Lithium-Air battery research shows potential paths to next-gen batteries

Scanning electron microscopy images of the electrode in its pristine state, after the battery is discharged, and after the battery is charged again.

On Thursday, a group of researchers from Cambridge University released a paper showing that they had developed a laboratory model of a lithium-air battery that solved several of the problems associated with batteries of similar chemistry. Their lithium-air battery had a high energy density, and it was capable of being recharged “more than 2,000 times.” The battery was theoretically more than 90 percent efficient in its energy use, as well.

It is the great hope of scientists that lithium-air batteries will one day replace the class of lithium-ion bricks we currently use. “The lithium-ion rechargeable battery is approaching its 25th anniversary,” Professor Clare P. Grey of the University of Cambridge’s chemistry department told a handful of journalists in a phone call on Wednesday. A quarter of a century ago, that new battery composition helped pave the way for the host of portable electronics that we carry with us today—relatively light and compact, Lithium-ion batteries are better-suited for consumer tech than their predecessors were.

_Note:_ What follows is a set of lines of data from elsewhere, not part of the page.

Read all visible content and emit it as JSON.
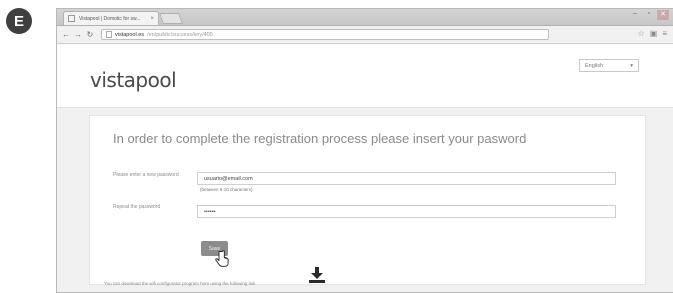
{
  "step_badge": "E",
  "browser": {
    "tab_title": "Vistapool | Domotic for sw...",
    "tab_close": "×",
    "url_host": "vistapool.es",
    "url_path": "/en/public/success/key/405",
    "icons": [
      "back-arrow-icon",
      "forward-arrow-icon",
      "reload-icon",
      "star-icon",
      "menu-icon"
    ]
  },
  "site": {
    "logo": "vistapool",
    "language": "English",
    "language_caret": "▾"
  },
  "form": {
    "heading": "In order to complete the registration process please insert your pasword",
    "new_password_label": "Please enter a new password",
    "new_password_value": "usuario@email.com",
    "password_hint": "(between 6-10 characters)",
    "repeat_password_label": "Repeat the password",
    "repeat_password_value": "••••••",
    "save_label": "Save"
  },
  "footer": {
    "download_text": "You can download the wifi configurator program here using the following link"
  }
}
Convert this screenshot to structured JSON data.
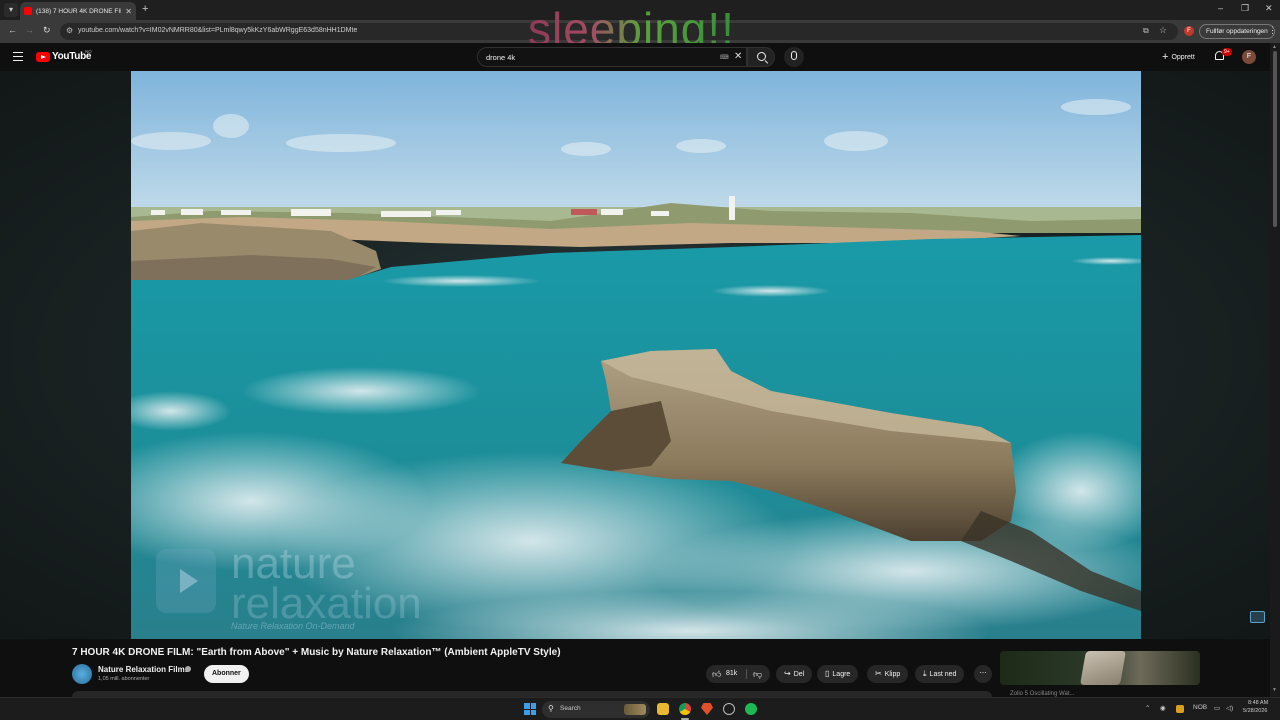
{
  "browser": {
    "tab": {
      "title": "(138) 7 HOUR 4K DRONE FILM"
    },
    "url": "youtube.com/watch?v=IM02vNMRR80&list=PLml8qwy5kKzY6abWRggE63d58nHH1DMte",
    "update_button": "Fullfør oppdateringen",
    "extension_letter": "F"
  },
  "overlay": {
    "text": "sleeping!!"
  },
  "youtube": {
    "logo_text": "YouTube",
    "country_code": "NO",
    "search": {
      "query": "drone 4k"
    },
    "create_label": "Opprett",
    "notifications_badge": "9+",
    "avatar_letter": "F"
  },
  "video": {
    "watermark_line1": "nature",
    "watermark_line2": "relaxation",
    "watermark_tagline": "Nature Relaxation On-Demand"
  },
  "details": {
    "title": "7 HOUR 4K DRONE FILM: \"Earth from Above\" + Music by Nature Relaxation™ (Ambient AppleTV Style)",
    "channel_name": "Nature Relaxation Films",
    "subscribers": "1,05 mill. abonnenter",
    "subscribe_label": "Abonner",
    "likes": "81k",
    "share_label": "Del",
    "save_label": "Lagre",
    "clip_label": "Klipp",
    "download_label": "Last ned",
    "recommendation_subtitle": "Zolio 5 Oscillating Wat..."
  },
  "taskbar": {
    "search_label": "Search",
    "language": "NOB",
    "time": "8:48 AM",
    "date": "5/28/2026"
  },
  "colors": {
    "youtube_red": "#ff0000",
    "page_background": "#0f0f0f",
    "overlay_gradient": [
      "#9b3a5a",
      "#5fae3f"
    ]
  }
}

But no chemist or engineer would claim that the lithium-ion battery is perfect. As electric vehicles become more popular, researchers are especially excited about lithium-air batteries because they would ideally be much lighter than anything we have powering cars today, and lighter cars mean a longer driving range before the battery runs out. That’s not to mention that the lithium-air batteries would ideally have a higher energy density.